HEMPSTEAD, N.Y. -- A young man kept locked up in a tiny cage; anti-Semitic symbols on the wall behind people who'd been rubbed down with intensely potent hot sauce; men forced to lie on their backs in a basement while an unknown substance was sprayed over them.
They're all images from inside the three-story pink house on Meadowbrook Road, and they're why the fraternity that had occupied the home for years was forced to shut down.
Still, many questions surround the apparent illegal hazing situation.
"I was initially shocked," said a neighbor, who happens to be in a different fraternity, Sigma Alpha Mu.
His reaction was similar to that of many of his fellow students. They'd heard allegations of extreme hazing at Sigma Pi for months, but then, on Tuesday evening, the student newspaper, the Hofstra Chronicle, published the photos as part of its in-depth investigation into the Sigma Pi chapter having its charter revoked.
The images show pledges subjected to extremely humiliating and possibly torturous conditions that other fraternities condemn.
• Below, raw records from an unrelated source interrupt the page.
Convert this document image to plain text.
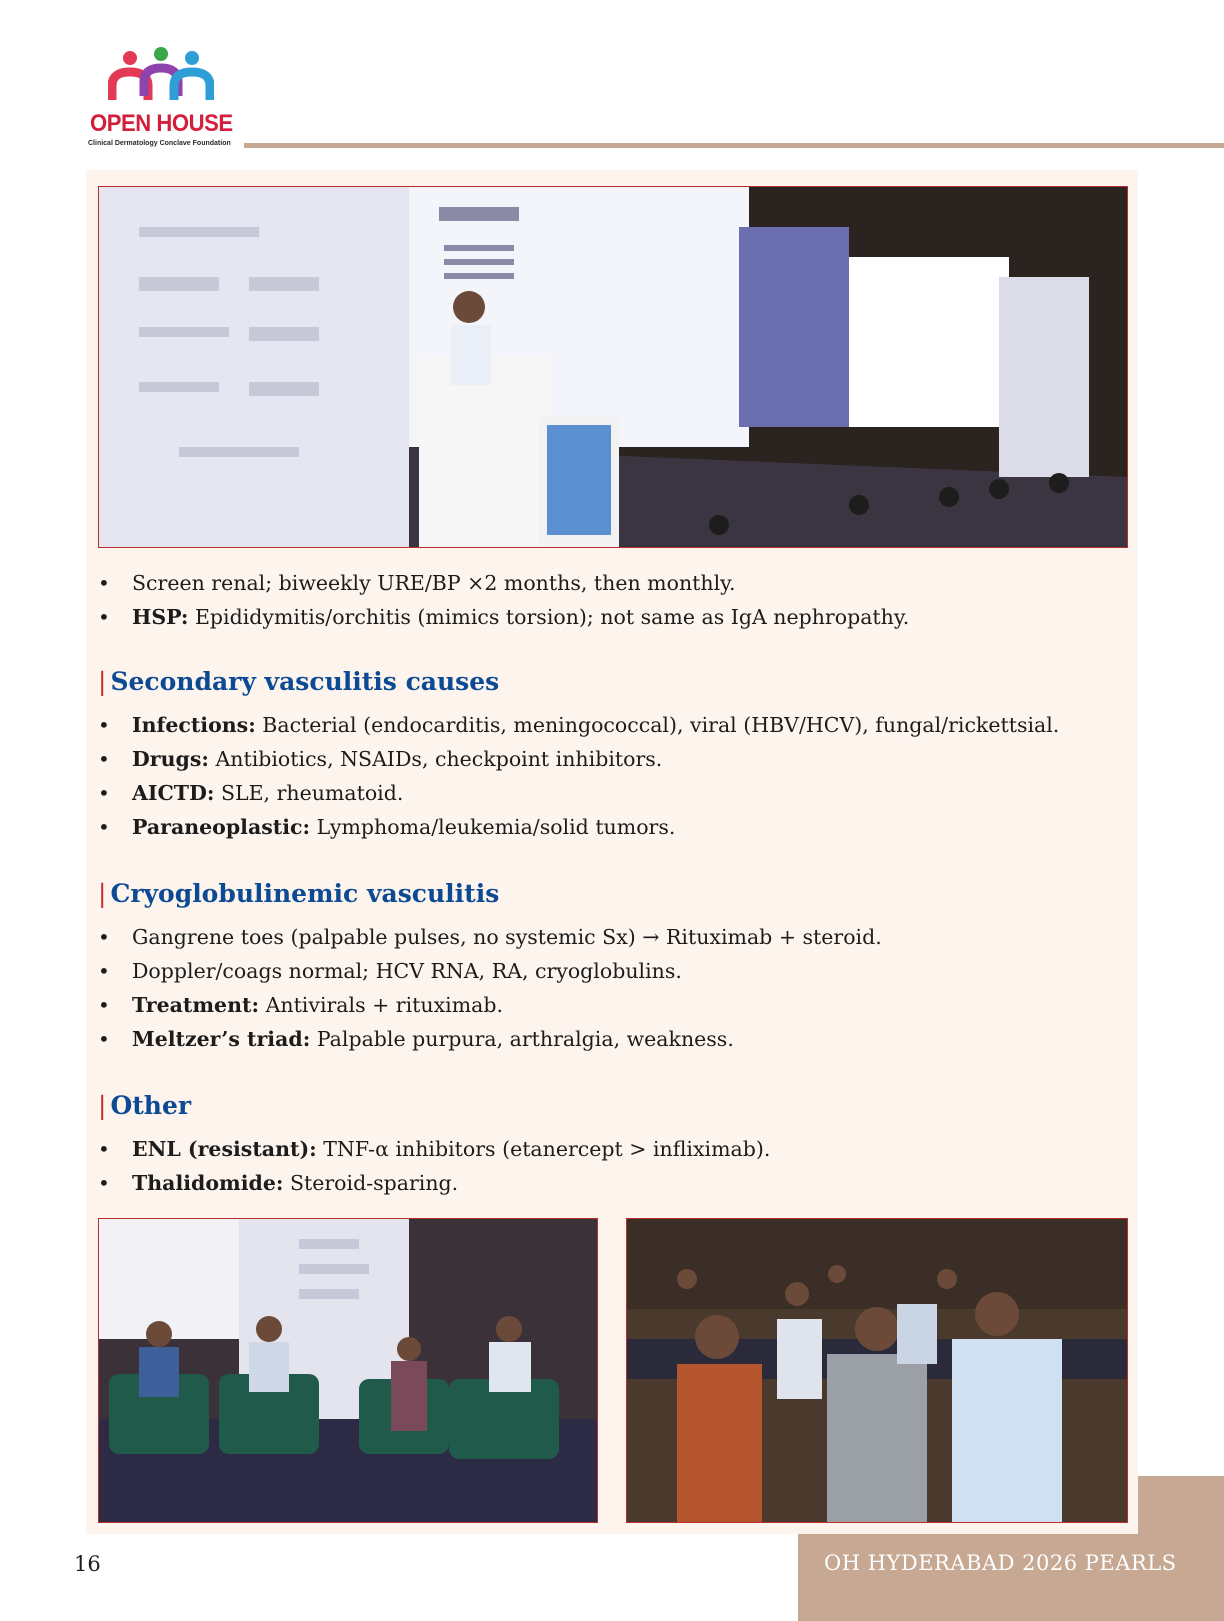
OPEN HOUSE
Clinical Dermatology Conclave Foundation
• Screen renal; biweekly URE/BP ×2 months, then monthly.
• HSP: Epididymitis/orchitis (mimics torsion); not same as IgA nephropathy.
| Secondary vasculitis causes
• Infections: Bacterial (endocarditis, meningococcal), viral (HBV/HCV), fungal/rickettsial.
• Drugs: Antibiotics, NSAIDs, checkpoint inhibitors.
• AICTD: SLE, rheumatoid.
• Paraneoplastic: Lymphoma/leukemia/solid tumors.
| Cryoglobulinemic vasculitis
• Gangrene toes (palpable pulses, no systemic Sx) → Rituximab + steroid.
• Doppler/coags normal; HCV RNA, RA, cryoglobulins.
• Treatment: Antivirals + rituximab.
• Meltzer’s triad: Palpable purpura, arthralgia, weakness.
| Other
• ENL (resistant): TNF-α inhibitors (etanercept > infliximab).
• Thalidomide: Steroid-sparing.
OH HYDERABAD 2026 PEARLS
16
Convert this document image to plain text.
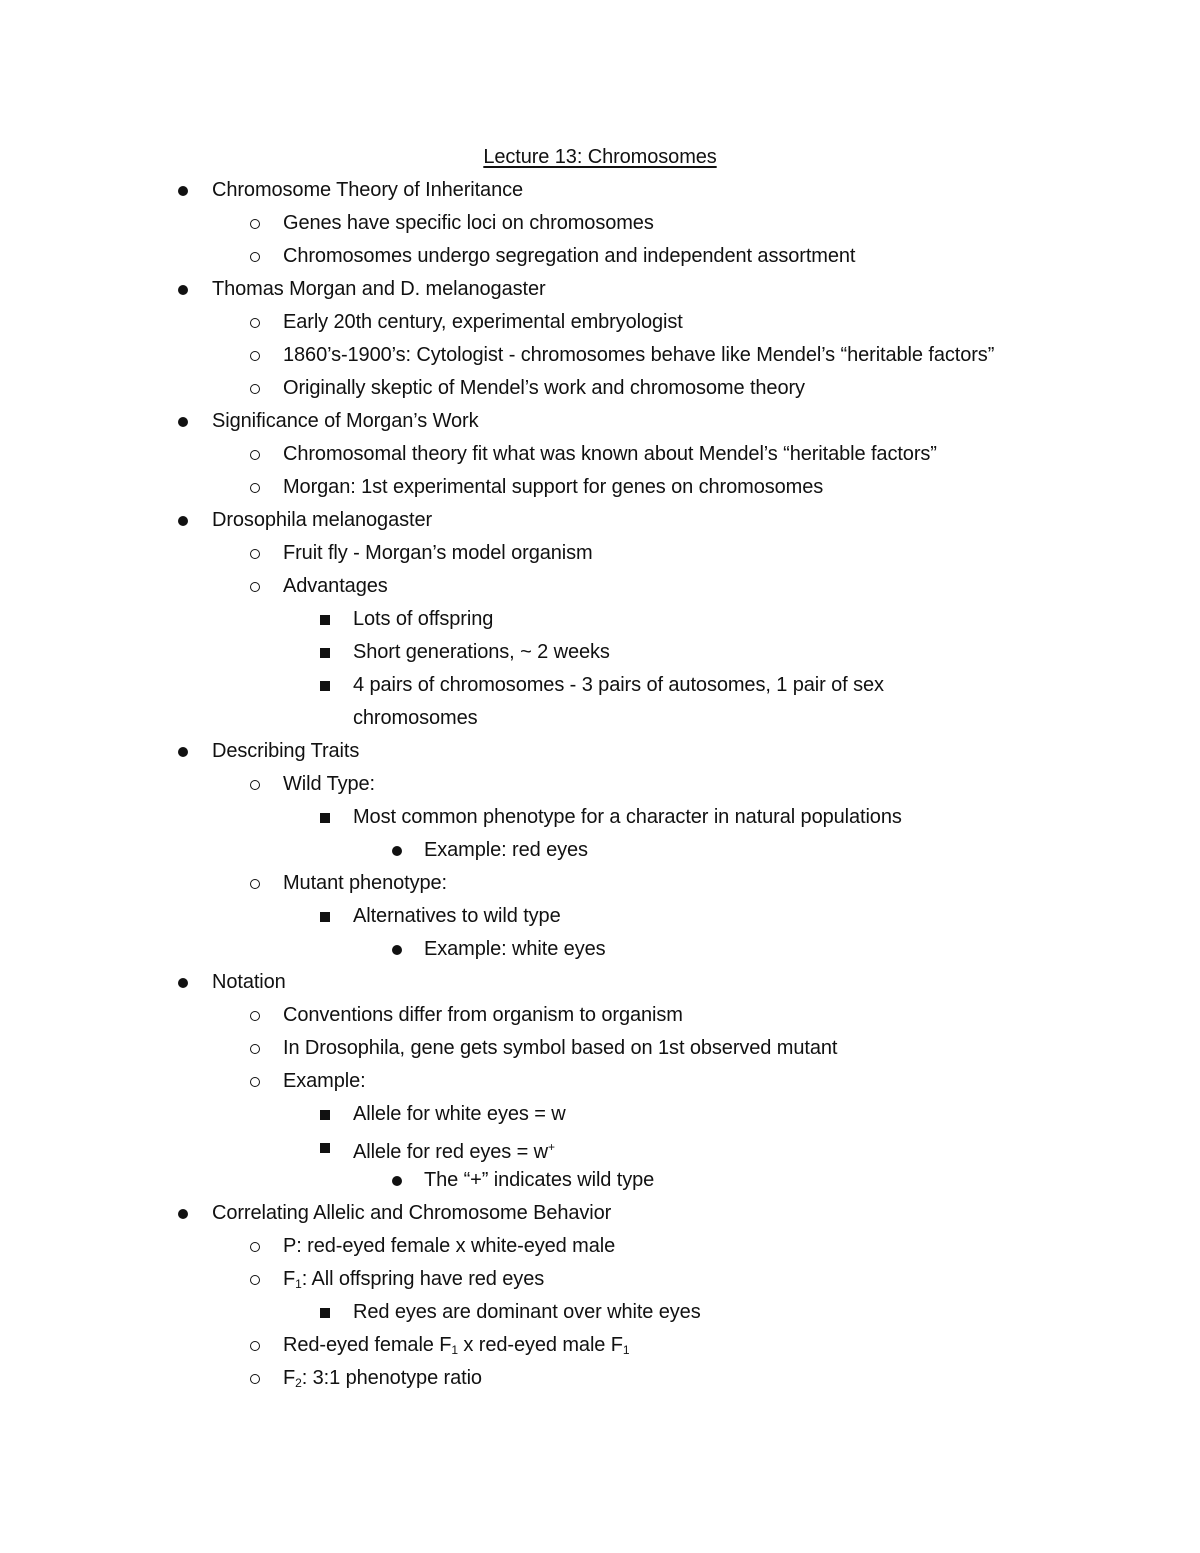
Lecture 13: Chromosomes
Chromosome Theory of Inheritance
Genes have specific loci on chromosomes
Chromosomes undergo segregation and independent assortment
Thomas Morgan and D. melanogaster
Early 20th century, experimental embryologist
1860’s-1900’s: Cytologist - chromosomes behave like Mendel’s “heritable factors”
Originally skeptic of Mendel’s work and chromosome theory
Significance of Morgan’s Work
Chromosomal theory fit what was known about Mendel’s “heritable factors”
Morgan: 1st experimental support for genes on chromosomes
Drosophila melanogaster
Fruit fly - Morgan’s model organism
Advantages
Lots of offspring
Short generations, ~ 2 weeks
4 pairs of chromosomes - 3 pairs of autosomes, 1 pair of sex
chromosomes
Describing Traits
Wild Type:
Most common phenotype for a character in natural populations
Example: red eyes
Mutant phenotype:
Alternatives to wild type
Example: white eyes
Notation
Conventions differ from organism to organism
In Drosophila, gene gets symbol based on 1st observed mutant
Example:
Allele for white eyes = w
Allele for red eyes = w+
The “+” indicates wild type
Correlating Allelic and Chromosome Behavior
P: red-eyed female x white-eyed male
$F_1$: All offspring have red eyes
Red eyes are dominant over white eyes
Red-eyed female $F_1$ x red-eyed male $F_1$
$F_2$: 3:1 phenotype ratio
"We really don't have hazing on campus," said Ryan Keefe, who also lives on Meadowbrook Road, and is in Sigma Alpha Mu, a fraternity in good standing.
"It's really been done away with," Keefe said about fraternity hazing at Hofstra. "I personally know [that] none of the fraternities haze."
Because the Sigma Pi chapter was off campus, its suspension by the fraternity's national office was done without the university's knowledge. The national Sigma Pi office would not provide specific details to Hofstra, which then set out to find exactly what had happened.
The university said it "made inquiries of several members of the chapter about the revocation. None provided any information, or raised concerns about new member education."
Later on Wednesday, though, Hofstra issued another statement about the alleged hazing, which reportedly occurred in the fall of 2014, and the spring and fall of 2015:
"The University condemns the incidents depicted in the photos and reported in the story and has commenced an immediate investigation. In addition, the University has also reached out to the Nassau County Police Department for their support and investigation of any potentially criminal behavior."
Now that the fraternity house has been gone for the better part of a year, and the home's owner lives on the premises, an anchor of local student party life is gone. Longstanding residents couldn't be happier.
"They terrorize[d] the neighborhood," said a woman who lives across the street from the former frat house, but did not want to give her name. "It was crazy. Hofstra should pay us for how [the fraternity] terrorized the neighborhood like this."